Ok bsdjunkie/Ghent19, I'll check it out... Kinda want to see how pf expands that out.

I kinda skimmed over the new FAQ, except for the queueing section. Haven't had time due to collecting all those great PF resources. I'll go back and read it thoroughly, promise! Since we're in a bit of a lull (no activity in irc, no new submissions), I'll have time this weekend to grok it fully.

Ok bsdjunkie/Ghent19, I'll check it out... Kinda want to see how pf expands that out.

I kinda skimmed over the new FAQ, except for the queueing section. Haven't had time due to collecting all those great PF resources. I'll go back and read it thoroughly, promise!
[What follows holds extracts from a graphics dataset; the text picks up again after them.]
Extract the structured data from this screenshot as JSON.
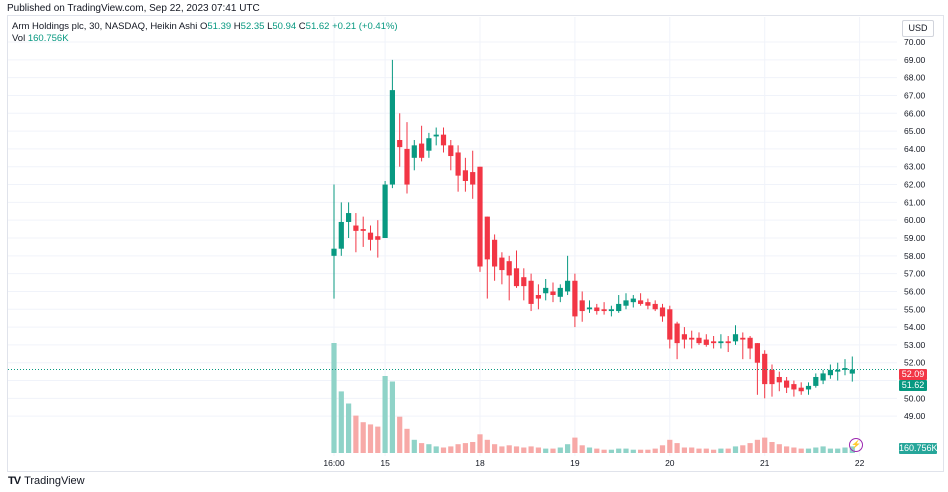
{
  "header": {
    "published": "Published on TradingView.com, Sep 22, 2023 07:41 UTC"
  },
  "legend": {
    "symbol": "Arm Holdings plc, 30, NASDAQ, Heikin Ashi",
    "o_label": "O",
    "o_value": "51.39",
    "h_label": "H",
    "h_value": "52.35",
    "l_label": "L",
    "l_value": "50.94",
    "c_label": "C",
    "c_value": "51.62",
    "change": "+0.21 (+0.41%)",
    "vol_label": "Vol",
    "vol_value": "160.756K"
  },
  "price_scale": {
    "currency": "USD",
    "prev_close_tag": "52.09",
    "last_price_tag": "51.62",
    "volume_tag": "160.756K"
  },
  "footer": {
    "brand": "TradingView",
    "brand_logo": "TV"
  },
  "colors": {
    "up": "#089981",
    "down": "#f23645",
    "vol_up": "#8fd3c8",
    "vol_down": "#f7a9a7",
    "grid": "#f0f3fa"
  },
  "icons": {
    "flash": "lightning-icon"
  },
  "chart_data": {
    "type": "candlestick",
    "title": "Arm Holdings plc, 30, NASDAQ, Heikin Ashi",
    "ylim": [
      48.0,
      70.0
    ],
    "y_ticks": [
      "49.00",
      "50.00",
      "51.00",
      "52.00",
      "53.00",
      "54.00",
      "55.00",
      "56.00",
      "57.00",
      "58.00",
      "59.00",
      "60.00",
      "61.00",
      "62.00",
      "63.00",
      "64.00",
      "65.00",
      "66.00",
      "67.00",
      "68.00",
      "69.00",
      "70.00"
    ],
    "x_ticks": [
      {
        "label": "16:00",
        "index": 0
      },
      {
        "label": "15",
        "index": 7
      },
      {
        "label": "18",
        "index": 20
      },
      {
        "label": "19",
        "index": 33
      },
      {
        "label": "20",
        "index": 46
      },
      {
        "label": "21",
        "index": 59
      },
      {
        "label": "22",
        "index": 72
      }
    ],
    "candles": [
      {
        "o": 58.0,
        "h": 62.0,
        "l": 55.6,
        "c": 58.4,
        "v": 1.0
      },
      {
        "o": 58.4,
        "h": 61.0,
        "l": 58.0,
        "c": 59.9,
        "v": 0.56
      },
      {
        "o": 59.9,
        "h": 61.0,
        "l": 59.0,
        "c": 60.4,
        "v": 0.45
      },
      {
        "o": 59.7,
        "h": 60.4,
        "l": 58.2,
        "c": 59.4,
        "v": 0.34
      },
      {
        "o": 59.5,
        "h": 60.2,
        "l": 58.5,
        "c": 59.4,
        "v": 0.28
      },
      {
        "o": 59.3,
        "h": 59.7,
        "l": 58.3,
        "c": 58.9,
        "v": 0.26
      },
      {
        "o": 59.1,
        "h": 60.0,
        "l": 57.9,
        "c": 58.9,
        "v": 0.24
      },
      {
        "o": 59.0,
        "h": 62.2,
        "l": 59.0,
        "c": 62.0,
        "v": 0.7
      },
      {
        "o": 62.0,
        "h": 69.0,
        "l": 61.8,
        "c": 67.3,
        "v": 0.65
      },
      {
        "o": 64.5,
        "h": 66.0,
        "l": 63.0,
        "c": 64.1,
        "v": 0.33
      },
      {
        "o": 64.0,
        "h": 65.5,
        "l": 61.5,
        "c": 62.0,
        "v": 0.22
      },
      {
        "o": 63.5,
        "h": 64.5,
        "l": 62.8,
        "c": 64.2,
        "v": 0.12
      },
      {
        "o": 64.3,
        "h": 65.3,
        "l": 63.3,
        "c": 63.5,
        "v": 0.09
      },
      {
        "o": 63.9,
        "h": 64.9,
        "l": 63.5,
        "c": 64.6,
        "v": 0.08
      },
      {
        "o": 64.7,
        "h": 65.2,
        "l": 64.2,
        "c": 64.8,
        "v": 0.06
      },
      {
        "o": 64.8,
        "h": 65.2,
        "l": 63.8,
        "c": 64.2,
        "v": 0.05
      },
      {
        "o": 64.2,
        "h": 64.5,
        "l": 62.8,
        "c": 63.6,
        "v": 0.06
      },
      {
        "o": 63.8,
        "h": 64.2,
        "l": 61.6,
        "c": 62.5,
        "v": 0.08
      },
      {
        "o": 62.8,
        "h": 63.5,
        "l": 61.6,
        "c": 62.2,
        "v": 0.09
      },
      {
        "o": 62.7,
        "h": 63.9,
        "l": 61.2,
        "c": 62.0,
        "v": 0.1
      },
      {
        "o": 63.0,
        "h": 63.0,
        "l": 57.1,
        "c": 57.4,
        "v": 0.17
      },
      {
        "o": 60.2,
        "h": 60.2,
        "l": 55.6,
        "c": 57.8,
        "v": 0.12
      },
      {
        "o": 58.9,
        "h": 59.2,
        "l": 56.6,
        "c": 57.4,
        "v": 0.08
      },
      {
        "o": 57.9,
        "h": 58.2,
        "l": 56.4,
        "c": 57.2,
        "v": 0.06
      },
      {
        "o": 57.7,
        "h": 58.0,
        "l": 55.5,
        "c": 56.9,
        "v": 0.07
      },
      {
        "o": 57.3,
        "h": 58.3,
        "l": 56.2,
        "c": 56.3,
        "v": 0.06
      },
      {
        "o": 56.8,
        "h": 57.3,
        "l": 55.5,
        "c": 56.3,
        "v": 0.05
      },
      {
        "o": 56.6,
        "h": 57.0,
        "l": 54.9,
        "c": 55.3,
        "v": 0.06
      },
      {
        "o": 55.8,
        "h": 56.4,
        "l": 55.0,
        "c": 55.6,
        "v": 0.05
      },
      {
        "o": 55.9,
        "h": 56.7,
        "l": 55.5,
        "c": 56.2,
        "v": 0.04
      },
      {
        "o": 56.0,
        "h": 56.5,
        "l": 55.4,
        "c": 55.8,
        "v": 0.04
      },
      {
        "o": 55.7,
        "h": 56.4,
        "l": 55.4,
        "c": 56.2,
        "v": 0.05
      },
      {
        "o": 56.0,
        "h": 58.0,
        "l": 55.8,
        "c": 56.6,
        "v": 0.08
      },
      {
        "o": 56.6,
        "h": 57.0,
        "l": 54.0,
        "c": 54.6,
        "v": 0.14
      },
      {
        "o": 55.5,
        "h": 56.0,
        "l": 54.3,
        "c": 54.9,
        "v": 0.07
      },
      {
        "o": 55.0,
        "h": 55.5,
        "l": 54.8,
        "c": 55.1,
        "v": 0.05
      },
      {
        "o": 55.1,
        "h": 55.3,
        "l": 54.7,
        "c": 54.9,
        "v": 0.04
      },
      {
        "o": 55.0,
        "h": 55.4,
        "l": 54.7,
        "c": 54.9,
        "v": 0.03
      },
      {
        "o": 54.9,
        "h": 55.2,
        "l": 54.6,
        "c": 55.0,
        "v": 0.03
      },
      {
        "o": 54.9,
        "h": 55.8,
        "l": 54.8,
        "c": 55.3,
        "v": 0.04
      },
      {
        "o": 55.2,
        "h": 55.9,
        "l": 55.0,
        "c": 55.5,
        "v": 0.04
      },
      {
        "o": 55.4,
        "h": 55.8,
        "l": 55.1,
        "c": 55.6,
        "v": 0.03
      },
      {
        "o": 55.5,
        "h": 55.9,
        "l": 55.2,
        "c": 55.3,
        "v": 0.03
      },
      {
        "o": 55.4,
        "h": 55.6,
        "l": 55.0,
        "c": 55.2,
        "v": 0.03
      },
      {
        "o": 55.3,
        "h": 55.5,
        "l": 54.9,
        "c": 55.0,
        "v": 0.04
      },
      {
        "o": 55.1,
        "h": 55.3,
        "l": 54.3,
        "c": 54.6,
        "v": 0.07
      },
      {
        "o": 55.0,
        "h": 55.2,
        "l": 52.8,
        "c": 53.3,
        "v": 0.12
      },
      {
        "o": 54.2,
        "h": 54.3,
        "l": 52.2,
        "c": 53.1,
        "v": 0.09
      },
      {
        "o": 53.6,
        "h": 54.0,
        "l": 52.8,
        "c": 53.3,
        "v": 0.05
      },
      {
        "o": 53.4,
        "h": 53.8,
        "l": 52.8,
        "c": 53.3,
        "v": 0.05
      },
      {
        "o": 53.4,
        "h": 53.7,
        "l": 53.0,
        "c": 53.1,
        "v": 0.04
      },
      {
        "o": 53.3,
        "h": 53.6,
        "l": 52.9,
        "c": 53.0,
        "v": 0.04
      },
      {
        "o": 53.2,
        "h": 53.5,
        "l": 52.8,
        "c": 53.1,
        "v": 0.03
      },
      {
        "o": 53.1,
        "h": 53.6,
        "l": 52.8,
        "c": 53.2,
        "v": 0.04
      },
      {
        "o": 53.2,
        "h": 53.5,
        "l": 52.6,
        "c": 53.1,
        "v": 0.04
      },
      {
        "o": 53.2,
        "h": 54.1,
        "l": 53.0,
        "c": 53.6,
        "v": 0.06
      },
      {
        "o": 53.4,
        "h": 53.7,
        "l": 52.2,
        "c": 53.3,
        "v": 0.07
      },
      {
        "o": 53.4,
        "h": 53.5,
        "l": 52.2,
        "c": 52.8,
        "v": 0.09
      },
      {
        "o": 53.1,
        "h": 53.1,
        "l": 50.2,
        "c": 52.0,
        "v": 0.12
      },
      {
        "o": 52.5,
        "h": 52.7,
        "l": 50.0,
        "c": 50.8,
        "v": 0.14
      },
      {
        "o": 51.6,
        "h": 51.9,
        "l": 50.1,
        "c": 50.8,
        "v": 0.1
      },
      {
        "o": 51.2,
        "h": 51.5,
        "l": 50.4,
        "c": 50.9,
        "v": 0.08
      },
      {
        "o": 51.0,
        "h": 51.2,
        "l": 50.3,
        "c": 50.6,
        "v": 0.06
      },
      {
        "o": 50.8,
        "h": 51.0,
        "l": 50.1,
        "c": 50.5,
        "v": 0.05
      },
      {
        "o": 50.6,
        "h": 50.9,
        "l": 50.2,
        "c": 50.4,
        "v": 0.04
      },
      {
        "o": 50.5,
        "h": 50.9,
        "l": 50.2,
        "c": 50.7,
        "v": 0.04
      },
      {
        "o": 50.7,
        "h": 51.4,
        "l": 50.6,
        "c": 51.2,
        "v": 0.05
      },
      {
        "o": 51.0,
        "h": 51.6,
        "l": 50.8,
        "c": 51.4,
        "v": 0.06
      },
      {
        "o": 51.3,
        "h": 51.9,
        "l": 51.1,
        "c": 51.6,
        "v": 0.04
      },
      {
        "o": 51.5,
        "h": 52.0,
        "l": 51.0,
        "c": 51.6,
        "v": 0.04
      },
      {
        "o": 51.6,
        "h": 52.2,
        "l": 51.3,
        "c": 51.7,
        "v": 0.05
      },
      {
        "o": 51.39,
        "h": 52.35,
        "l": 50.94,
        "c": 51.62,
        "v": 0.06
      }
    ],
    "last_price": 51.62,
    "prev_close": 52.09,
    "grid": true
  }
}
Since we're in a bit of a lull (no activity in irc, no new submissions), I'll have time this weekend to grok it fully.

your not allowed to have freetime... i think we need to find something to keep solar busy... :twisted:

heh, What is this "FreeTime" thing you speak of? :twisted:

Dam, too bad I had to run out and pick up Unreal 2 on Saturday...

The PF FAQ will have to wait a bit longer.

:roll:

Anyway, just wanted to send along a little update. The email address for pf-r submissions is now:

pf-r{at}solarflux{dot}org

Trying to avoid harvesting and keep it clean. Now that I have it set up, it's probably a good time to email Dan Hartmeier and inform him of our project, and get some feedback.

Oh, I think I'm also going to post to OBSDJ and maybe /. sometime soon, seeing as we've stagnated a bit the last few days. As always, if anyone knows of people who want to come and hang out in #pf on irc.freenode.net, spread the word.